Egypt: the hell that will follow the coup's demise
2 min read
06 May, 2015
Comment: Egypt can recover from the economic and political damage of the regime. But how will it recover from its moral collapse, asks Wael Kandil.
Sisi has presidend over a moral bankruptcy that will be hard to correct [Getty]

Egypt can reverse the economic damage done by the clique that has taken power and turned the country into a wasteland rather than a homeland.

Egypt can recover from its political ailments and eventually cure itself of all the diseases that infect democracy and political progress.

But how will Egypt ever heal its moral collapse? How can a society regain its humanity when it has been infected with toxic values, when concepts like coexistence, good-neighbourliness, solidarity and cooperation have been rendered obsolete, replaced by predation, abuse and theft?
     How can something be called a human society if everyone in it lives according to the rule 'everyone is innocent except for the Muslim Brotherhood'?


How can something be called a human society if everyone in it lives according to the rule "everyone is innocent except for the Muslim Brotherhood", where social and professional advancement takes place depending on the level of individual hatred of the Brotherhood and collaboration with the regime’s crack-down against them?

Close your eyes and imagine that the junta leaves power tomorrow. Imagine now what shape society will be in after years of feeding on hatred. How can its members live in conditions fit for normal people when they have been forced to live according to the logic of predators?

What would a man who was jailed when he was in his prime and freed with his back bent by torture do to the neighbour or colleague who turned him in to the authorities?

What would a woman violated and humiliated in the darkness of her prison cell do to the neighbour or colleague who turned her in as a Brotherhood sympathiser?

How can such a society where lawsever get back to normal, let alone progress?

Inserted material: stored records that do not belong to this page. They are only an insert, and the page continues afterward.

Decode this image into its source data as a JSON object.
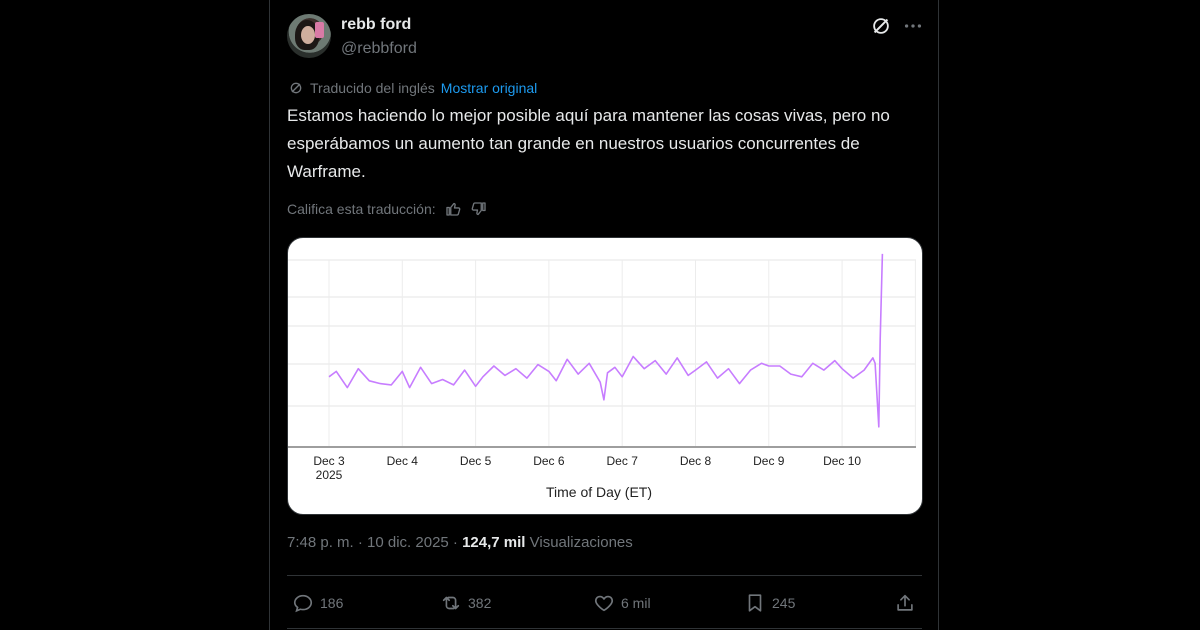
{
  "post": {
    "display_name": "rebb ford",
    "handle": "@rebbford",
    "translated_label": "Traducido del inglés",
    "show_original": "Mostrar original",
    "text": "Estamos haciendo lo mejor posible aquí para mantener las cosas vivas, pero no esperábamos un aumento tan grande en nuestros usuarios concurrentes de Warframe.",
    "rate_label": "Califica esta traducción:",
    "timestamp": "7:48 p. m. · 10 dic. 2025 · ",
    "views_count": "124,7 mil",
    "views_label": " Visualizaciones"
  },
  "actions": {
    "replies": "186",
    "reposts": "382",
    "likes": "6 mil",
    "bookmarks": "245"
  },
  "icons": [
    "grok-icon",
    "more-icon",
    "translate-icon",
    "thumbs-up-icon",
    "thumbs-down-icon",
    "reply-icon",
    "repost-icon",
    "like-icon",
    "bookmark-icon",
    "share-icon"
  ],
  "colors": {
    "accent": "#1d9bf0",
    "line": "#c77dff"
  },
  "chart_data": {
    "type": "line",
    "title": "",
    "xlabel": "Time of Day (ET)",
    "ylabel": "",
    "tick_labels": [
      "Dec 3",
      "Dec 4",
      "Dec 5",
      "Dec 6",
      "Dec 7",
      "Dec 8",
      "Dec 9",
      "Dec 10"
    ],
    "year_label": "2025",
    "grid": true,
    "x": [
      3.0,
      3.1,
      3.25,
      3.4,
      3.55,
      3.7,
      3.85,
      4.0,
      4.1,
      4.25,
      4.4,
      4.55,
      4.7,
      4.85,
      5.0,
      5.1,
      5.25,
      5.4,
      5.55,
      5.7,
      5.85,
      6.0,
      6.1,
      6.25,
      6.4,
      6.55,
      6.7,
      6.75,
      6.8,
      6.9,
      7.0,
      7.15,
      7.3,
      7.45,
      7.6,
      7.75,
      7.9,
      8.0,
      8.15,
      8.3,
      8.45,
      8.6,
      8.75,
      8.9,
      9.0,
      9.15,
      9.3,
      9.45,
      9.6,
      9.75,
      9.9,
      10.0,
      10.15,
      10.3,
      10.42,
      10.45,
      10.5,
      10.52,
      10.55
    ],
    "series": [
      {
        "values": [
          52,
          56,
          44,
          58,
          49,
          47,
          46,
          56,
          44,
          59,
          47,
          50,
          46,
          57,
          45,
          52,
          60,
          53,
          58,
          51,
          61,
          56,
          49,
          65,
          54,
          62,
          48,
          35,
          55,
          59,
          52,
          67,
          58,
          64,
          54,
          66,
          53,
          57,
          63,
          51,
          58,
          47,
          57,
          62,
          60,
          60,
          54,
          52,
          62,
          57,
          64,
          58,
          51,
          57,
          66,
          62,
          15,
          80,
          143
        ]
      }
    ]
  }
}
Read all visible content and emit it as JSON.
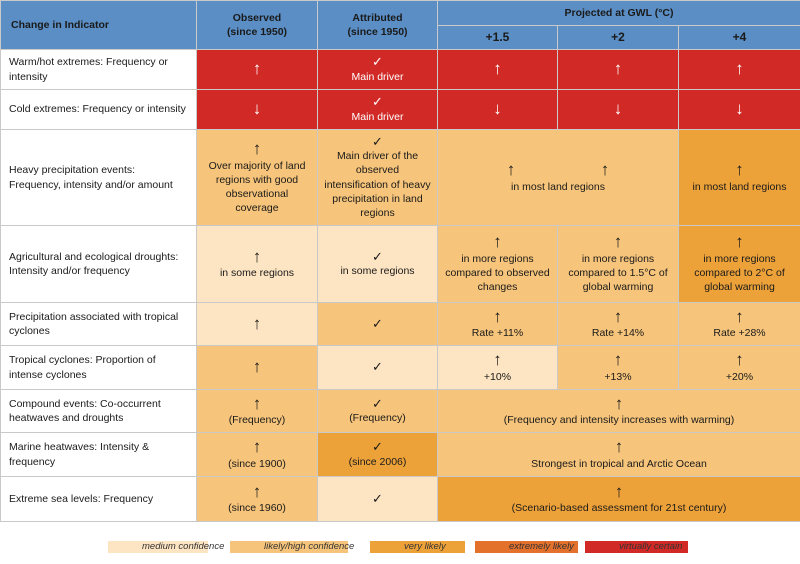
{
  "header": {
    "indicator": "Change in Indicator",
    "observed": "Observed\n(since 1950)",
    "observed_line1": "Observed",
    "observed_line2": "(since 1950)",
    "attributed_line1": "Attributed",
    "attributed_line2": "(since 1950)",
    "projected": "Projected at GWL (°C)",
    "gwl": [
      "+1.5",
      "+2",
      "+4"
    ]
  },
  "colors": {
    "virtually_certain": "#d12a26",
    "extremely_likely": "#e3712c",
    "very_likely": "#eda239",
    "likely_high": "#f6c47a",
    "medium": "#fde4c2",
    "header": "#5a8ec4"
  },
  "rows": {
    "warm": {
      "label": "Warm/hot extremes: Frequency or intensity",
      "obs_icon": "arrow-up-icon",
      "obs_sym": "↑",
      "att_sym": "✓",
      "att_text": "Main driver",
      "p15_sym": "↑",
      "p2_sym": "↑",
      "p4_sym": "↑"
    },
    "cold": {
      "label": "Cold extremes: Frequency or intensity",
      "obs_sym": "↓",
      "att_sym": "✓",
      "att_text": "Main driver",
      "p15_sym": "↓",
      "p2_sym": "↓",
      "p4_sym": "↓"
    },
    "heavy": {
      "label": "Heavy precipitation events: Frequency, intensity and/or amount",
      "obs_sym": "↑",
      "obs_text": "Over majority of land regions with good observational coverage",
      "att_sym": "✓",
      "att_text": "Main driver of the observed intensification of heavy precipitation in land regions",
      "p15_sym": "↑",
      "p2_sym": "↑",
      "p15_2_text": "in most land regions",
      "p4_sym": "↑",
      "p4_text": "in most land regions"
    },
    "drought": {
      "label": "Agricultural and ecological droughts: Intensity and/or frequency",
      "obs_sym": "↑",
      "obs_text": "in some regions",
      "att_sym": "✓",
      "att_text": "in some regions",
      "p15_sym": "↑",
      "p15_text": "in more regions compared to observed changes",
      "p2_sym": "↑",
      "p2_text": "in more regions compared to 1.5°C of global warming",
      "p4_sym": "↑",
      "p4_text": "in more regions compared to 2°C of global warming"
    },
    "tcprecip": {
      "label": "Precipitation associated with tropical cyclones",
      "obs_sym": "↑",
      "att_sym": "✓",
      "p15_sym": "↑",
      "p15_text": "Rate +11%",
      "p2_sym": "↑",
      "p2_text": "Rate +14%",
      "p4_sym": "↑",
      "p4_text": "Rate +28%"
    },
    "tc": {
      "label": "Tropical cyclones: Proportion of intense cyclones",
      "obs_sym": "↑",
      "att_sym": "✓",
      "p15_sym": "↑",
      "p15_text": "+10%",
      "p2_sym": "↑",
      "p2_text": "+13%",
      "p4_sym": "↑",
      "p4_text": "+20%"
    },
    "compound": {
      "label": "Compound events: Co-occurrent heatwaves and droughts",
      "obs_sym": "↑",
      "obs_text": "(Frequency)",
      "att_sym": "✓",
      "att_text": "(Frequency)",
      "proj_sym": "↑",
      "proj_text": "(Frequency and intensity increases with warming)"
    },
    "marine": {
      "label": "Marine heatwaves: Intensity & frequency",
      "obs_sym": "↑",
      "obs_text": "(since 1900)",
      "att_sym": "✓",
      "att_text": "(since 2006)",
      "proj_sym": "↑",
      "proj_text": "Strongest in tropical and Arctic Ocean"
    },
    "sealevel": {
      "label": "Extreme sea levels: Frequency",
      "obs_sym": "↑",
      "obs_text": "(since 1960)",
      "att_sym": "✓",
      "proj_sym": "↑",
      "proj_text": "(Scenario-based assessment for 21st century)"
    }
  },
  "legend": [
    {
      "label": "medium confidence",
      "color": "#fde4c2"
    },
    {
      "label": "likely/high confidence",
      "color": "#f6c47a"
    },
    {
      "label": "very likely",
      "color": "#eda239"
    },
    {
      "label": "extremely likely",
      "color": "#e3712c"
    },
    {
      "label": "virtually certain",
      "color": "#d12a26"
    }
  ]
}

It is possible for political reconciliation to take place one day. But what about social reconciliation? Has anyone thought about how to deal with the gaping rifts in society?

These questions are for the intellectual elite, particularly sociologists and psychologists. However, unfortunately for Egypt, its elite has sunk much lower than the everyone else.

As they busy themselves bargaining over the revolution like estate agents, our political leaders are more interested in reviving tourism than in the tens of thousands languishing in jail.

When nations are defeated in war, they soon rise again. When they collapse economically, they can recover through hard work and outside help.

But when nations collapse morally, it is not so easy to for them to get back on their feet, especially when their intellectuals elite has hit rock bottom.

This is an edited translation of the original Arabic.